Brooklyn townhouses provide a blank canvas for creative renovations. US reporter Bridget Cogley selects eight diverse designs that include boldly coloured cabinets, pathways for cats and a huge slanted window.
The New York City borough stretches over 70 square miles (183 square kilometres) with neighbourhoods including upscale Brooklyn Heights and Williamsburg to more upcoming areas of Gowanus and Bedford–Stuyvesant.
A number of Brooklyn townhouses have been given new life in recent years, ranging from delicate upgrades that make the most of existing features to much more drastic overhauls. Read on for the full section:
Shane Neufeld of Light and Air Architecture (L/AND/A) overhauled a three-storey row house to create himself a home. A new structural stairwell and steel beams were added to the structure, linking together the whole interior with the addition of painted white brick walls, wood volumes and pale wood floors.
A skylight was added at the top level, while a kitchen overlooks a rear garden with a large window and a sliding glass door. A central wooden unit separates the kitchen from a living room at the front while bedrooms are located upstairs.
Once a cramped and dark home, this townhouse was revitalised when GRT Architects opened up walls and reorganised the internal flow of rooms. Spanning four levels, the residence contains many original details like window moulding, intricate wall panels, parquet wood floors and bannisters.
Much of the house is white but green cabinetry enlivens the kitchen, and a softer lime shade features on storage closets upstairs. A new, white spiral staircase leads down to a lower level that joins a garden.
VonDalwig Architecture retrofitted this townhouse in Brooklyn’s Park Slope neighbourhood by extending at the rear and gutting the interiors almost completely. The result is a contemporary home with skylights, grey stone floors and black nets for railings upstairs.
A key feature is a workroom and children’s playroom that occupies the double-height addition.
Located in Williamsburg, this townhouse is hardly a renovation project. Miriam Peterson and Nathan Rich of PRO Architects overhauled the original building and ripped down almost everything to create this new structure, which features an angled glass wall overlooking a quiet, residential street.
Other aspects of the home are a rooftop terrace and a patio off of a master suite. Upon entering is an open-plan dining room and kitchen, and a living room is in the rear. The two floors above comprise bedrooms and workspaces.

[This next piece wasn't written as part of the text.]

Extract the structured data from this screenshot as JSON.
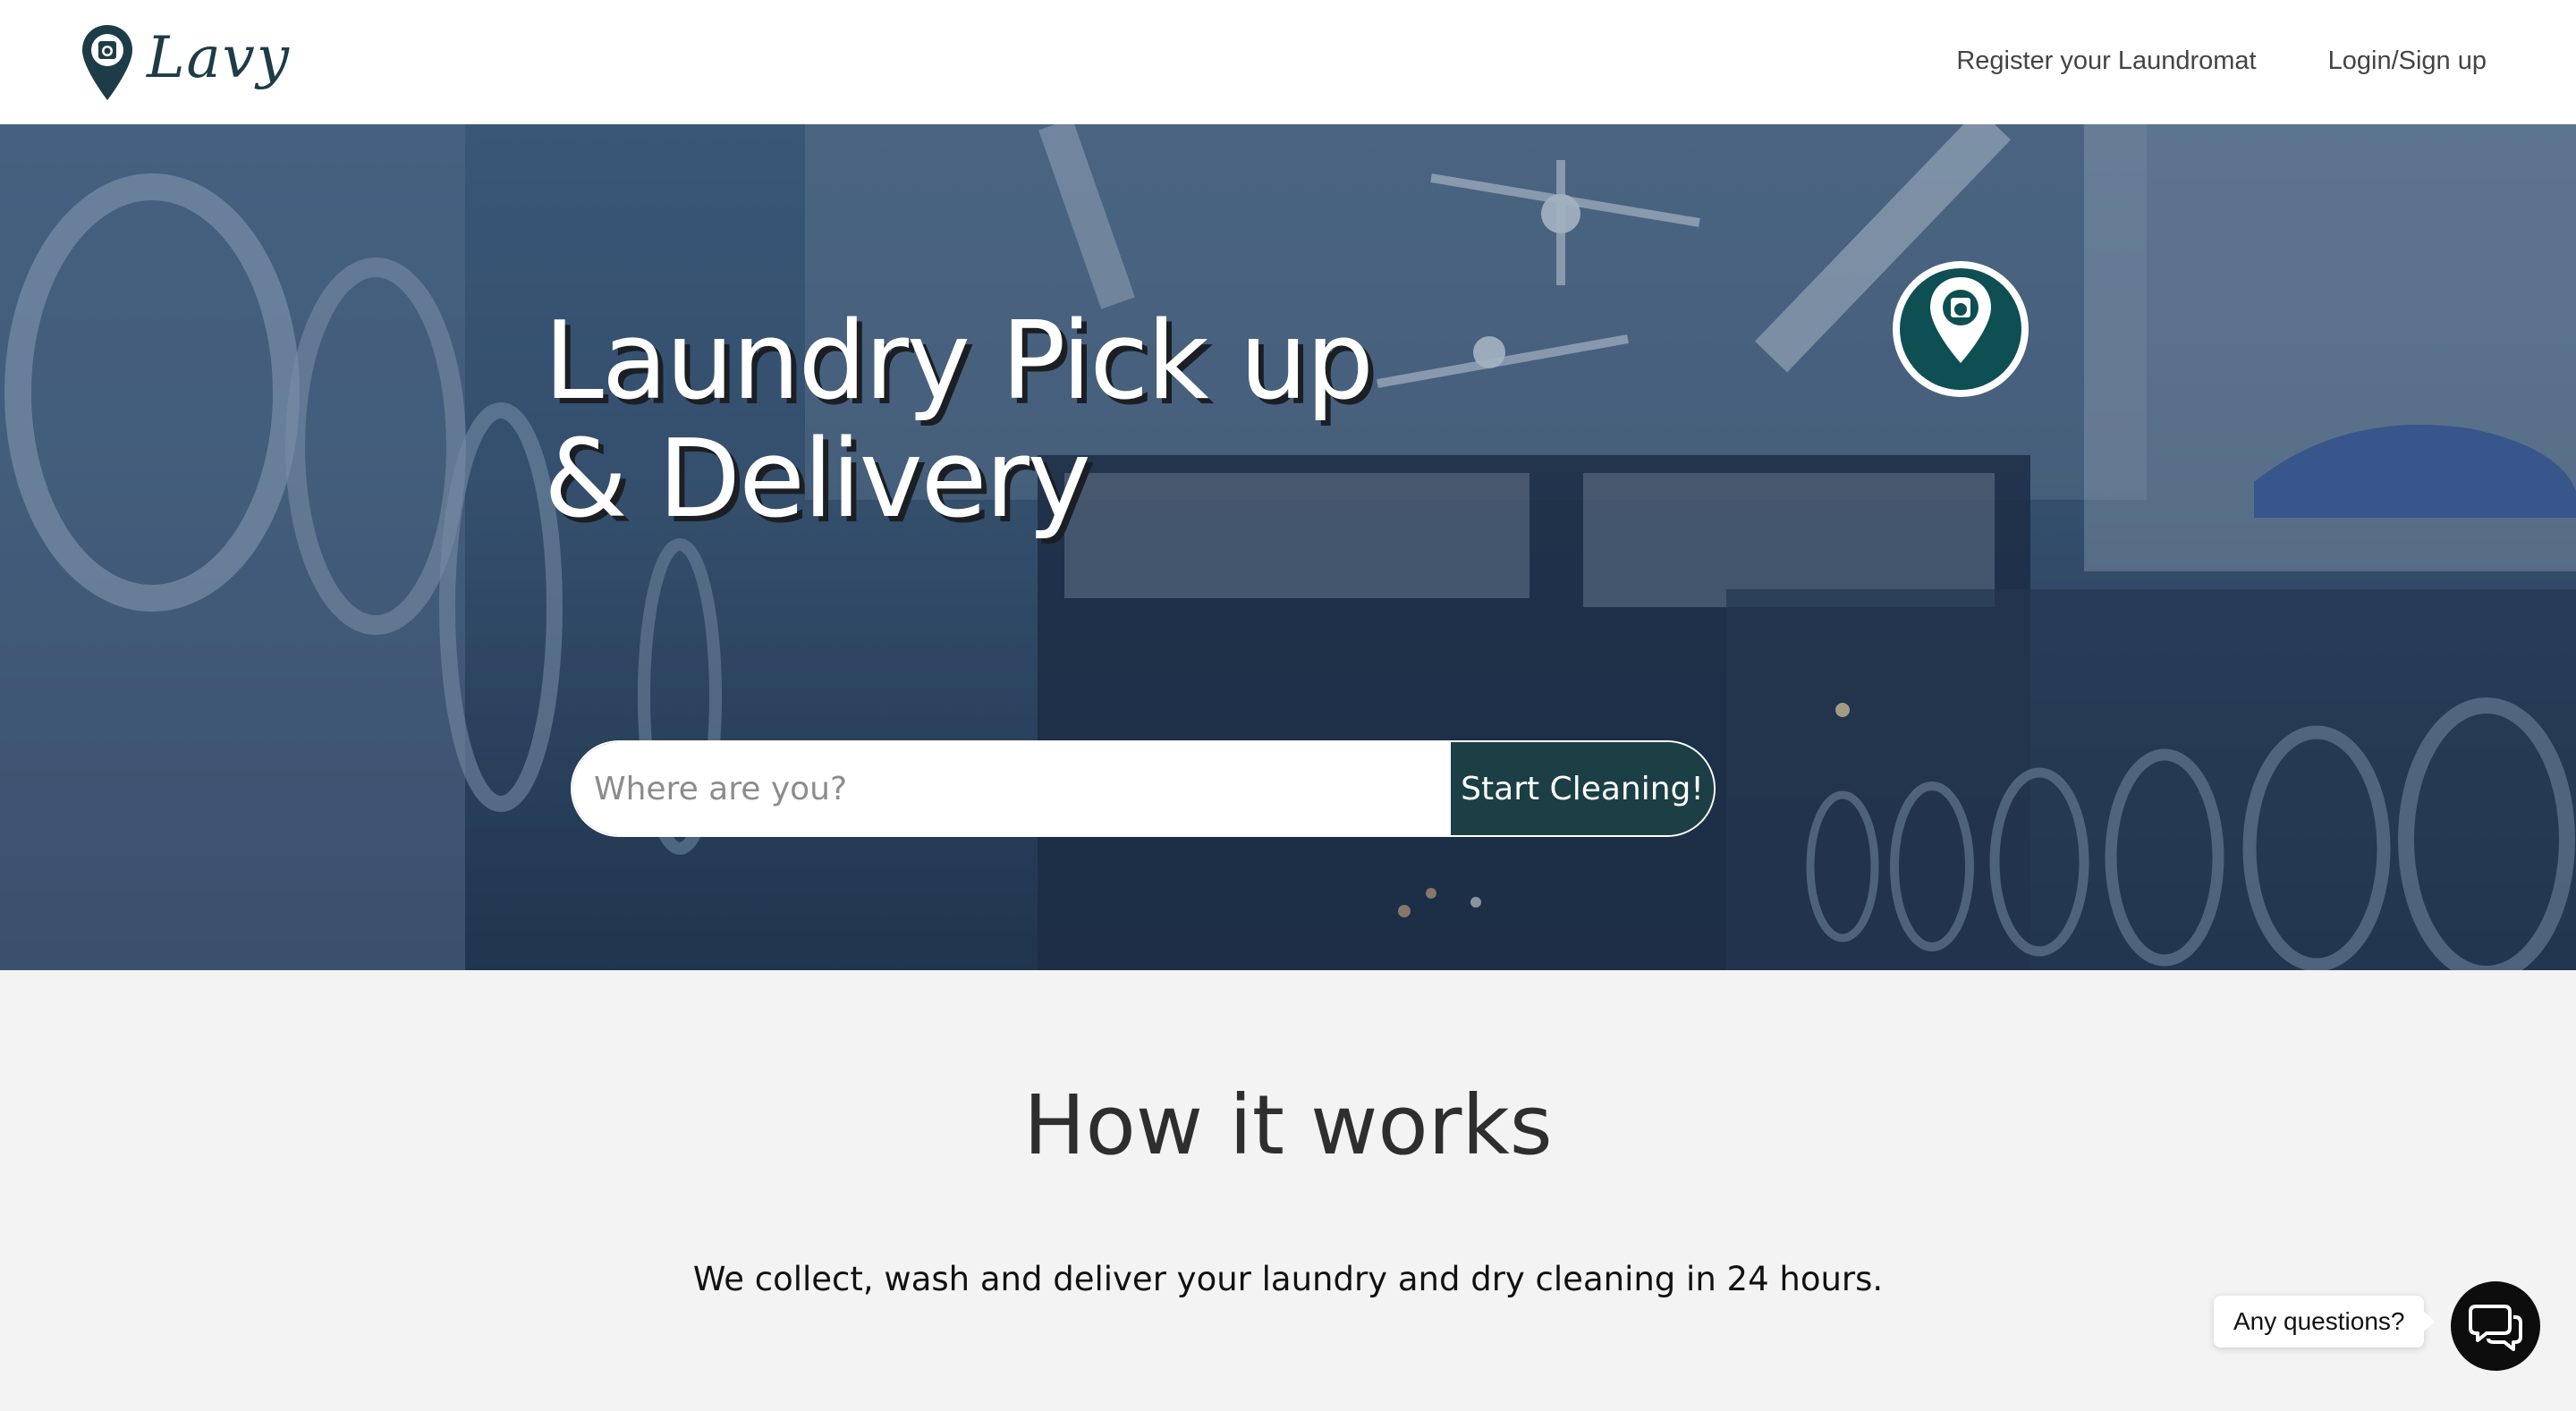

This two-storey townhouse was designed for a couple who loves cats and books. Barker Freeman Design Office (BFDO) included details like pathways, crawl spaces and hidden nooks for the felines. Another focal point of the project is the floor-to-ceiling windows that clad the black of the home.
The local firm was not shy with colour, using pink, orange and red to enliven the living area and green tiles and a soft yellow pillar elsewhere. Additional details are a painting and writing studio on the second floor.
Office of Architecture (OA) was tasked to create a family home in this slender property near Brooklyn’s Prospect Park, in the neighbourhood of South Slope. The property was completely overhauled and expanded a for a jewellery designer, architect and their two kids, and that family had lived there for eight years.
The studio doubled the size of the home on its narrow plot by adding two floors onto the original two-storey building. The top level accommodates a rooftop master suite and a renovated cellar. On the main level, a dining area is situated along a corridor that separates a kitchen and a living room.
Brooklyn build-design firm Hatchet renovated this 19th-century townhouse in Prospect Heights by painting historic moulding a crisp white and preserving original fishbone floors.
Fellow local design studios Coil + Drift and Cold Picnic were selected to choose furniture, fabrics and lighting for the home, which features several pieces from their collections. These art-like and structural pieces enliven the minimal residence.
GRT Architects overhauled this townhouse in Brooklyn’s Fort Greene neighbourhood by installing a fluted glass stairwell with purple trim to bring natural light into the centre of the home via a window on the roof.
The three-storey home measures 11 feet (3.4 metres) wide, about the width of a parking spot, yet the local studio worked around this restriction to create a cosy yet fun residence that includes several intimate spaces for lounging and entertaining.